Insecure deserialization occurs when an application reconstructs objects from untrusted serialized data without validating what is being instantiated. In languages like Java and PHP, the deserialization process itself triggers method execution — no secondary injection step required — making this one of the few vulnerability classes where parsing user input is enough to achieve remote code execution.

Key Takeaways

  • 1Insecure deserialization occurs when applications reconstruct objects from untrusted data without validating class types before the deserialization process executes
  • 2Java deserialization gadget chains exploit existing library classes on the application's classpath — the application does not need to contain vulnerable code itself, only a vulnerable dependency
  • 3PHP object injection exploits magic methods like __wakeup, __destruct, and __toString that execute automatically during and after unserialize() calls
  • 4Python's pickle module is explicitly unsafe for untrusted input — any pickled object can contain a __reduce__ method that executes arbitrary system commands when loaded
  • 5Remediation requires eliminating deserialization of untrusted data, replacing it with safer formats like JSON, or implementing strict class allowlists before any deserialization occurs

Frequently Asked Questions

Insecure deserialization occurs when an application takes a serialized object — a structured binary or text representation of program state — from an untrusted source and reconstructs it into a live object without validating what it is being asked to create. The danger is that the deserialization process itself may execute code embedded in or triggered by the serialized data, before any application-level validation has the opportunity to run. Code execution happens during the act of parsing, not through a secondary step.
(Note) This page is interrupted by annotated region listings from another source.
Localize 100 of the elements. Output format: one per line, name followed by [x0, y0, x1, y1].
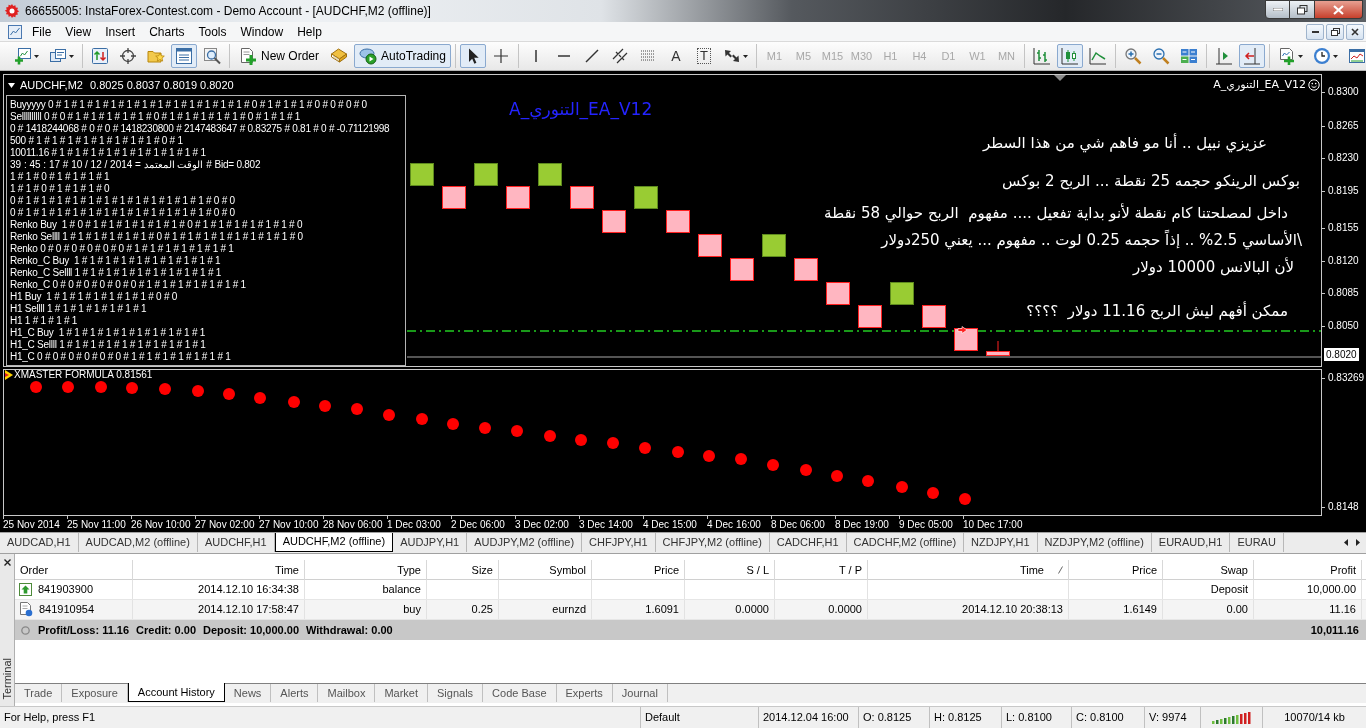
- menu-item[interactable]: Tools: [191, 22, 234, 41]
- indicator-dot: [126, 382, 138, 394]
- renko-box: [954, 328, 978, 351]
- vertical-line-icon: [533, 49, 538, 63]
- terminal-tab[interactable]: Account History: [127, 683, 225, 702]
- indicator-dot: [511, 425, 523, 437]
- close-button[interactable]: [1346, 23, 1364, 40]
- restore-button[interactable]: [1326, 23, 1344, 40]
- clock-icon: [1312, 47, 1331, 65]
- renko-box: [794, 258, 818, 281]
- axis-label: 0.8300: [1328, 85, 1359, 99]
- info-text: Renko_C Buy 1 # 1 # 1 # 1 # 1 # 1 # 1 # 1 # 1 # 1: [10, 255, 221, 267]
- chart-tab[interactable]: EURAUD,H1: [1151, 533, 1231, 552]
- terminal-tab[interactable]: Journal: [612, 684, 668, 702]
- renko-box: [890, 282, 914, 305]
- chart-tab[interactable]: NZDJPY,M2 (offline): [1037, 533, 1152, 552]
- chart-tab[interactable]: AUDCHF,M2 (offline): [274, 533, 394, 552]
- info-text: 10011.16 # 1 # 1 # 1 # 1 # 1 # 1 # 1 # 1 # 1 # 1: [10, 147, 206, 159]
- menu-item[interactable]: Charts: [142, 22, 192, 41]
- indicator-dot: [544, 430, 556, 442]
- status-text: 10070/14 kb: [1284, 710, 1345, 726]
- menu-item[interactable]: Help: [290, 22, 329, 41]
- axis-label: 0.8050: [1328, 319, 1359, 333]
- bar-chart-icon: [1032, 47, 1051, 65]
- book-icon: [330, 47, 348, 65]
- target-icon: [119, 47, 137, 65]
- maximize-button[interactable]: [1290, 0, 1315, 19]
- renko-box: [538, 163, 562, 186]
- table-cell: 11.16: [1254, 600, 1362, 619]
- indicator-dot: [575, 434, 587, 446]
- triangle-left-icon: [1344, 539, 1348, 546]
- table-cell: 1.6149: [1069, 600, 1163, 619]
- terminal-tab[interactable]: Code Base: [483, 684, 557, 702]
- menu-item[interactable]: View: [58, 22, 99, 41]
- renko-box: [506, 186, 530, 209]
- indicator-dot: [192, 385, 204, 397]
- axis-label: 0.8148: [1328, 500, 1359, 514]
- text-tool-button[interactable]: A: [662, 44, 689, 68]
- sort-icon: [1058, 566, 1063, 574]
- table-cell: buy: [305, 600, 427, 619]
- toolbar-button[interactable]: [459, 44, 486, 68]
- table-cell: 0.0000: [685, 600, 775, 619]
- table-cell: 10,000.00: [1254, 580, 1362, 599]
- chart-tab[interactable]: AUDJPY,H1: [393, 533, 468, 552]
- renko-box: [762, 234, 786, 257]
- indicator-dot: [30, 381, 42, 393]
- indicator-dot: [607, 437, 619, 449]
- terminal-tab[interactable]: Experts: [556, 684, 613, 702]
- minimize-button[interactable]: [1265, 0, 1290, 19]
- chart-tab[interactable]: CADCHF,M2 (offline): [846, 533, 965, 552]
- zoom-in-icon: [1123, 47, 1142, 65]
- info-text: Renko 0 # 0 # 0 # 0 # 0 # 0 # 1 # 1 # 1 # 1 # 1 # 1 # 1: [10, 243, 234, 255]
- axis-label: 26 Nov 10:00: [131, 519, 191, 531]
- terminal-tab[interactable]: Signals: [428, 684, 484, 702]
- autotrading-button[interactable]: AutoTrading: [354, 44, 451, 68]
- table-row[interactable]: 841903900 2014.12.10 16:34:38 balance Deposit 10,000.00: [15, 580, 1366, 600]
- table-cell: 1.6091: [592, 600, 685, 619]
- terminal-tab[interactable]: Trade: [15, 684, 63, 702]
- terminal-tab[interactable]: Market: [375, 684, 428, 702]
- chart-plus-icon: [14, 47, 32, 65]
- chart-shift-icon: [1214, 47, 1233, 65]
- terminal-tab[interactable]: Exposure: [62, 684, 128, 702]
- status-text: For Help, press F1: [4, 710, 96, 726]
- chart-tab[interactable]: EURAU: [1230, 533, 1284, 552]
- chart-tab[interactable]: CHFJPY,M2 (offline): [655, 533, 770, 552]
- indicator-dot: [639, 442, 651, 454]
- summary-text: Credit: 0.00: [136, 622, 196, 638]
- info-text: H1_C Buy 1 # 1 # 1 # 1 # 1 # 1 # 1 # 1 # 1 # 1: [10, 327, 206, 339]
- menu-item[interactable]: Insert: [98, 22, 143, 41]
- axis-label: 0.8230: [1328, 151, 1359, 165]
- terminal-tab[interactable]: Alerts: [271, 684, 319, 702]
- info-text: Renko_C 0 # 0 # 0 # 0 # 0 # 0 # 1 # 1 # 1 # 1 # 1 # 1 # 1: [10, 279, 246, 291]
- axis-label: 25 Nov 11:00: [67, 519, 126, 531]
- menu-item[interactable]: File: [25, 22, 59, 41]
- arrows-icon: [722, 47, 741, 65]
- close-button[interactable]: [1, 557, 13, 568]
- table-row[interactable]: 841910954 2014.12.10 17:58:47 buy 0.25 eurnzd 1.6091 0.0000 0.0000 2014.12.10 20:38:13 1.6149 0.00 11.16: [15, 600, 1366, 620]
- new-order-button[interactable]: New Order: [234, 44, 324, 68]
- chart-tab[interactable]: NZDJPY,H1: [964, 533, 1038, 552]
- play-badge-icon: [359, 47, 377, 65]
- chart-tab[interactable]: AUDJPY,M2 (offline): [467, 533, 583, 552]
- chart-tab[interactable]: AUDCAD,H1: [0, 533, 79, 552]
- text-label-tool-button[interactable]: T: [690, 44, 717, 68]
- indicator-dot: [862, 475, 874, 487]
- indicator-dot: [319, 400, 331, 412]
- axis-label: 0.8120: [1328, 254, 1359, 268]
- document-plus-icon: [239, 47, 257, 65]
- menu-item[interactable]: Window: [233, 22, 291, 41]
- minimize-button[interactable]: [1306, 23, 1324, 40]
- status-text: C: 0.8100: [1076, 710, 1124, 726]
- chart-tab[interactable]: CHFJPY,H1: [582, 533, 656, 552]
- up-arrow-icon: [19, 583, 32, 596]
- indicator-dot: [927, 487, 939, 499]
- chart-tab[interactable]: CADCHF,H1: [769, 533, 847, 552]
- close-button[interactable]: [1315, 0, 1363, 19]
- terminal-tab[interactable]: News: [224, 684, 272, 702]
- chart-tab[interactable]: AUDCAD,M2 (offline): [78, 533, 198, 552]
- indicator-dot: [672, 446, 684, 458]
- chart-tab[interactable]: AUDCHF,H1: [197, 533, 275, 552]
- terminal-tab[interactable]: Mailbox: [318, 684, 376, 702]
Java gadget chains exploit the readObject() method called during native deserialization. By crafting a serialized payload that instantiates specific classes from popular libraries on the application's classpath — such as Apache Commons Collections or Spring Framework — an attacker chains method invocations so that reconstructing the outer object triggers a sequence of calls that ultimately executes an operating system command. The application does not need to contain vulnerable code. It only needs to have a gadget library present as a dependency.

Look for serialized data in cookies, HTTP headers, POST bodies, and hidden form fields. Java serialized objects start with the magic bytes AC ED 00 05 in hex, or rO0AB when base64-encoded. PHP serialized strings begin with O: followed by a class name length and the class name. Cookies with names like JSESSIONID, rememberMe, or viewstate often carry serialized objects. Also inspect API endpoints that accept binary data or content types like application/x-java-serialized-object.

Yes. The pickle module is explicitly designed to reconstruct arbitrary Python objects, including those with __reduce__ methods that execute system commands. The Python documentation explicitly warns that pickle data from untrusted sources should never be loaded. Any application that deserializes pickle data from user-controlled input — cookies, API request bodies, message queue payloads — is potentially vulnerable to arbitrary code execution with the privileges of the process.

The safest remediation is to avoid deserializing data from untrusted sources entirely. Replace native serialization with JSON or XML and validate the schema independently of parsing. If native deserialization is unavoidable, implement a class allowlist that restricts which types can be instantiated before any object is reconstructed — in Java via JEP 415 deserialization filters, in PHP via the allowed_classes parameter to unserialize(). Cryptographically sign serialized data and verify the signature before deserializing. Never deserialize data that you cannot authenticate.